His first internship, at Microsoft Research in 2012, was spent evaluating how to translate webpages from desktop to mobile, and how to make that shift automatic. “We take a bunch of pages that are rendered both for desktop and mobile and see if we can find patterns and find machine learning algorithms that could translate those pages automatically to make them look more appropriate for a mobile environment,” Matthew explains. This includes evaluating what modifications need to be made and what parts of the page can be kept or removed in order to adapt a webpage to a mobile browser.
Last year, Matthew was an information retrieval intern at Google Research. The project he worked on focused on automatically identifying and extracting medical symptoms from forms filled in by users writing about the symptoms they experience. Previous information retrieval work in the medical text field has mined information from clinical texts that a doctor or med student might use, but patients and web users describe symptoms in less heavy, less technical language. “We looked at how the average person writes information about symptoms and learned some information about that linguistic style,” Matthew says.
The internships Matthew completed helped shape and further his PhD work. For example, his work at Google Research involved a text learning method similar to what he uses for his temporal summarization work. As part of his doctoral research, Matthew looks at how people write and how to determine if numerous pieces of content contain similar information, even when written by different people.
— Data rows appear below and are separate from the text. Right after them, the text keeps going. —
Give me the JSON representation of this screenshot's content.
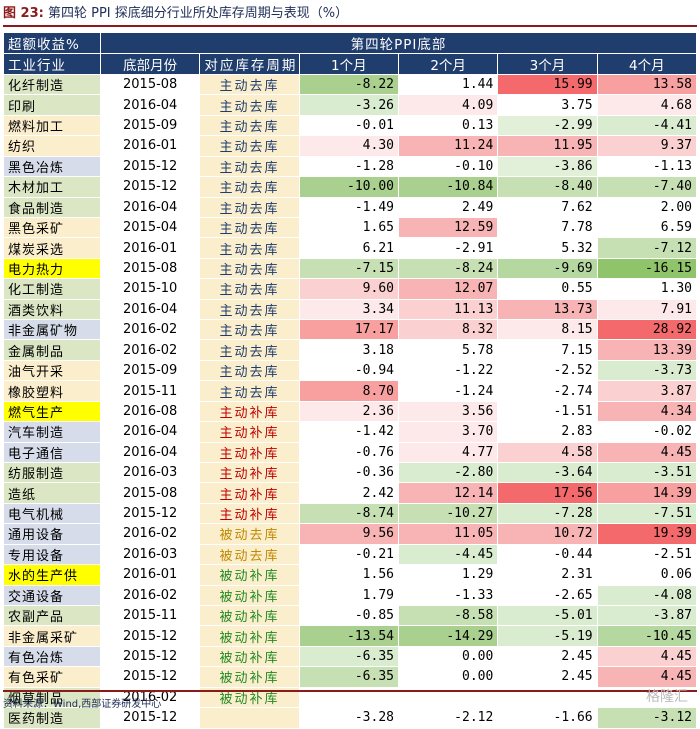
{
  "title_label": "图 23:",
  "title_text": "第四轮 PPI 探底细分行业所处库存周期与表现（%）",
  "header1": [
    "超额收益%",
    "第四轮PPI底部"
  ],
  "header2": [
    "工业行业",
    "底部月份",
    "对应库存周期",
    "1个月",
    "2个月",
    "3个月",
    "4个月"
  ],
  "rows": [
    {
      "name": "化纤制造",
      "bg": "#dbe6c4",
      "month": "2015-08",
      "cycle": "主动去库",
      "ctype": "t-main-q",
      "v": [
        "-8.22",
        "1.44",
        "15.99",
        "13.58"
      ],
      "c": [
        "#a9d08e",
        "#ffffff",
        "#f4696b",
        "#f8a0a0"
      ]
    },
    {
      "name": "印刷",
      "bg": "#dbe6c4",
      "month": "2016-04",
      "cycle": "主动去库",
      "ctype": "t-main-q",
      "v": [
        "-3.26",
        "4.09",
        "3.75",
        "4.68"
      ],
      "c": [
        "#d9ecd0",
        "#fde9e9",
        "#ffffff",
        "#fde9e9"
      ]
    },
    {
      "name": "燃料加工",
      "bg": "#fbeecd",
      "month": "2015-09",
      "cycle": "主动去库",
      "ctype": "t-main-q",
      "v": [
        "-0.01",
        "0.13",
        "-2.99",
        "-4.41"
      ],
      "c": [
        "#ffffff",
        "#ffffff",
        "#e2f0d9",
        "#d9ecd0"
      ]
    },
    {
      "name": "纺织",
      "bg": "#fbeecd",
      "month": "2016-01",
      "cycle": "主动去库",
      "ctype": "t-main-q",
      "v": [
        "4.30",
        "11.24",
        "11.95",
        "9.37"
      ],
      "c": [
        "#fde9e9",
        "#f8b4b4",
        "#f8b4b4",
        "#fbd0d0"
      ]
    },
    {
      "name": "黑色冶炼",
      "bg": "#d6dcea",
      "month": "2015-12",
      "cycle": "主动去库",
      "ctype": "t-main-q",
      "v": [
        "-1.28",
        "-0.10",
        "-3.86",
        "-1.13"
      ],
      "c": [
        "#ffffff",
        "#ffffff",
        "#e2f0d9",
        "#ffffff"
      ]
    },
    {
      "name": "木材加工",
      "bg": "#dbe6c4",
      "month": "2015-12",
      "cycle": "主动去库",
      "ctype": "t-main-q",
      "v": [
        "-10.00",
        "-10.84",
        "-8.40",
        "-7.40"
      ],
      "c": [
        "#a9d08e",
        "#a9d08e",
        "#c6e0b4",
        "#c6e0b4"
      ]
    },
    {
      "name": "食品制造",
      "bg": "#dbe6c4",
      "month": "2016-04",
      "cycle": "主动去库",
      "ctype": "t-main-q",
      "v": [
        "-1.49",
        "2.49",
        "7.62",
        "2.00"
      ],
      "c": [
        "#ffffff",
        "#ffffff",
        "#ffffff",
        "#ffffff"
      ]
    },
    {
      "name": "黑色采矿",
      "bg": "#fbeecd",
      "month": "2015-04",
      "cycle": "主动去库",
      "ctype": "t-main-q",
      "v": [
        "1.65",
        "12.59",
        "7.78",
        "6.59"
      ],
      "c": [
        "#ffffff",
        "#f8b4b4",
        "#ffffff",
        "#ffffff"
      ]
    },
    {
      "name": "煤炭采选",
      "bg": "#fbeecd",
      "month": "2016-01",
      "cycle": "主动去库",
      "ctype": "t-main-q",
      "v": [
        "6.21",
        "-2.91",
        "5.32",
        "-7.12"
      ],
      "c": [
        "#ffffff",
        "#ffffff",
        "#ffffff",
        "#c6e0b4"
      ]
    },
    {
      "name": "电力热力",
      "bg": "#ffff00",
      "month": "2015-08",
      "cycle": "主动去库",
      "ctype": "t-main-q",
      "v": [
        "-7.15",
        "-8.24",
        "-9.69",
        "-16.15"
      ],
      "c": [
        "#c6e0b4",
        "#c6e0b4",
        "#b5d7a0",
        "#8fc46a"
      ]
    },
    {
      "name": "化工制造",
      "bg": "#dbe6c4",
      "month": "2015-10",
      "cycle": "主动去库",
      "ctype": "t-main-q",
      "v": [
        "9.60",
        "12.07",
        "0.55",
        "1.30"
      ],
      "c": [
        "#fbd0d0",
        "#f8b4b4",
        "#ffffff",
        "#ffffff"
      ]
    },
    {
      "name": "酒类饮料",
      "bg": "#dbe6c4",
      "month": "2016-04",
      "cycle": "主动去库",
      "ctype": "t-main-q",
      "v": [
        "3.34",
        "11.13",
        "13.73",
        "7.91"
      ],
      "c": [
        "#fde9e9",
        "#fbd0d0",
        "#f8b4b4",
        "#fde9e9"
      ]
    },
    {
      "name": "非金属矿物",
      "bg": "#d6dcea",
      "month": "2016-02",
      "cycle": "主动去库",
      "ctype": "t-main-q",
      "v": [
        "17.17",
        "8.32",
        "8.15",
        "28.92"
      ],
      "c": [
        "#f8a0a0",
        "#fbd0d0",
        "#fde9e9",
        "#f4696b"
      ]
    },
    {
      "name": "金属制品",
      "bg": "#dbe6c4",
      "month": "2016-02",
      "cycle": "主动去库",
      "ctype": "t-main-q",
      "v": [
        "3.18",
        "5.78",
        "7.15",
        "13.39"
      ],
      "c": [
        "#ffffff",
        "#ffffff",
        "#ffffff",
        "#f8b4b4"
      ]
    },
    {
      "name": "油气开采",
      "bg": "#fbeecd",
      "month": "2015-09",
      "cycle": "主动去库",
      "ctype": "t-main-q",
      "v": [
        "-0.94",
        "-1.22",
        "-2.52",
        "-3.73"
      ],
      "c": [
        "#ffffff",
        "#ffffff",
        "#ffffff",
        "#d9ecd0"
      ]
    },
    {
      "name": "橡胶塑料",
      "bg": "#fbeecd",
      "month": "2015-11",
      "cycle": "主动去库",
      "ctype": "t-main-q",
      "v": [
        "8.70",
        "-1.24",
        "-2.74",
        "3.87"
      ],
      "c": [
        "#f8a0a0",
        "#ffffff",
        "#ffffff",
        "#fbd0d0"
      ]
    },
    {
      "name": "燃气生产",
      "bg": "#ffff00",
      "month": "2016-08",
      "cycle": "主动补库",
      "ctype": "t-main-b",
      "v": [
        "2.36",
        "3.56",
        "-1.51",
        "4.34"
      ],
      "c": [
        "#fde9e9",
        "#fde9e9",
        "#ffffff",
        "#f8b4b4"
      ]
    },
    {
      "name": "汽车制造",
      "bg": "#d6dcea",
      "month": "2016-04",
      "cycle": "主动补库",
      "ctype": "t-main-b",
      "v": [
        "-1.42",
        "3.70",
        "2.83",
        "-0.02"
      ],
      "c": [
        "#ffffff",
        "#fde9e9",
        "#ffffff",
        "#ffffff"
      ]
    },
    {
      "name": "电子通信",
      "bg": "#d6dcea",
      "month": "2016-04",
      "cycle": "主动补库",
      "ctype": "t-main-b",
      "v": [
        "-0.76",
        "4.77",
        "4.58",
        "4.45"
      ],
      "c": [
        "#ffffff",
        "#fde9e9",
        "#fbd0d0",
        "#f8b4b4"
      ]
    },
    {
      "name": "纺服制造",
      "bg": "#dbe6c4",
      "month": "2016-03",
      "cycle": "主动补库",
      "ctype": "t-main-b",
      "v": [
        "-0.36",
        "-2.80",
        "-3.64",
        "-3.51"
      ],
      "c": [
        "#ffffff",
        "#d9ecd0",
        "#d9ecd0",
        "#d9ecd0"
      ]
    },
    {
      "name": "造纸",
      "bg": "#dbe6c4",
      "month": "2015-08",
      "cycle": "主动补库",
      "ctype": "t-main-b",
      "v": [
        "2.42",
        "12.14",
        "17.56",
        "14.39"
      ],
      "c": [
        "#ffffff",
        "#f8b4b4",
        "#f4696b",
        "#f8a0a0"
      ]
    },
    {
      "name": "电气机械",
      "bg": "#d6dcea",
      "month": "2015-12",
      "cycle": "主动补库",
      "ctype": "t-main-b",
      "v": [
        "-8.74",
        "-10.27",
        "-7.28",
        "-7.51"
      ],
      "c": [
        "#c6e0b4",
        "#c6e0b4",
        "#d9ecd0",
        "#d9ecd0"
      ]
    },
    {
      "name": "通用设备",
      "bg": "#d6dcea",
      "month": "2016-02",
      "cycle": "被动去库",
      "ctype": "t-pass-q",
      "v": [
        "9.56",
        "11.05",
        "10.72",
        "19.39"
      ],
      "c": [
        "#f8b4b4",
        "#f8b4b4",
        "#f8b4b4",
        "#f4696b"
      ]
    },
    {
      "name": "专用设备",
      "bg": "#d6dcea",
      "month": "2016-03",
      "cycle": "被动去库",
      "ctype": "t-pass-q",
      "v": [
        "-0.21",
        "-4.45",
        "-0.44",
        "-2.51"
      ],
      "c": [
        "#ffffff",
        "#d9ecd0",
        "#ffffff",
        "#ffffff"
      ]
    },
    {
      "name": "水的生产供",
      "bg": "#ffff00",
      "month": "2016-01",
      "cycle": "被动补库",
      "ctype": "t-pass-b",
      "v": [
        "1.56",
        "1.29",
        "2.31",
        "0.06"
      ],
      "c": [
        "#ffffff",
        "#ffffff",
        "#ffffff",
        "#ffffff"
      ]
    },
    {
      "name": "交通设备",
      "bg": "#d6dcea",
      "month": "2016-02",
      "cycle": "被动补库",
      "ctype": "t-pass-b",
      "v": [
        "1.79",
        "-1.33",
        "-2.65",
        "-4.08"
      ],
      "c": [
        "#ffffff",
        "#ffffff",
        "#ffffff",
        "#d9ecd0"
      ]
    },
    {
      "name": "农副产品",
      "bg": "#dbe6c4",
      "month": "2015-11",
      "cycle": "被动补库",
      "ctype": "t-pass-b",
      "v": [
        "-0.85",
        "-8.58",
        "-5.01",
        "-3.87"
      ],
      "c": [
        "#ffffff",
        "#c6e0b4",
        "#d9ecd0",
        "#d9ecd0"
      ]
    },
    {
      "name": "非金属采矿",
      "bg": "#fbeecd",
      "month": "2015-12",
      "cycle": "被动补库",
      "ctype": "t-pass-b",
      "v": [
        "-13.54",
        "-14.29",
        "-5.19",
        "-10.45"
      ],
      "c": [
        "#a9d08e",
        "#a9d08e",
        "#d9ecd0",
        "#b5d7a0"
      ]
    },
    {
      "name": "有色冶炼",
      "bg": "#d6dcea",
      "month": "2015-12",
      "cycle": "被动补库",
      "ctype": "t-pass-b",
      "v": [
        "-6.35",
        "0.00",
        "2.45",
        "4.45"
      ],
      "c": [
        "#d9ecd0",
        "#ffffff",
        "#ffffff",
        "#fbd0d0"
      ]
    },
    {
      "name": "有色采矿",
      "bg": "#fbeecd",
      "month": "2015-12",
      "cycle": "被动补库",
      "ctype": "t-pass-b",
      "v": [
        "-6.35",
        "0.00",
        "2.45",
        "4.45"
      ],
      "c": [
        "#c6e0b4",
        "#ffffff",
        "#ffffff",
        "#f8b4b4"
      ]
    },
    {
      "name": "烟草制品",
      "bg": "#dbe6c4",
      "month": "2016-02",
      "cycle": "被动补库",
      "ctype": "t-pass-b",
      "v": [
        "",
        "",
        "",
        ""
      ],
      "c": [
        "#ffffff",
        "#ffffff",
        "#ffffff",
        "#ffffff"
      ]
    },
    {
      "name": "医药制造",
      "bg": "#dbe6c4",
      "month": "2015-12",
      "cycle": "",
      "ctype": "t-pass-b",
      "v": [
        "-3.28",
        "-2.12",
        "-1.66",
        "-3.12"
      ],
      "c": [
        "#ffffff",
        "#ffffff",
        "#ffffff",
        "#c6e0b4"
      ]
    }
  ],
  "footer": "资料来源：Wind,西部证券研发中心",
  "watermark": "格隆汇"
}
“It’s all about learning to understand how people write things and how you can figure out what sort of information is similar even if it’s written in different ways – if it’s paraphrased or written by different people,” he says. “Those technologies that were used were very similar for the two applications.”
Looking beyond his doctoral program, Matthew says he hopes to earn his PhD this year before looking for postdoc positions or jobs in industry research. And his internship employers are on his list: “I could see myself ending up somewhere like one of the research groups like Google Research or maybe Microsoft or Yahoo,” he says.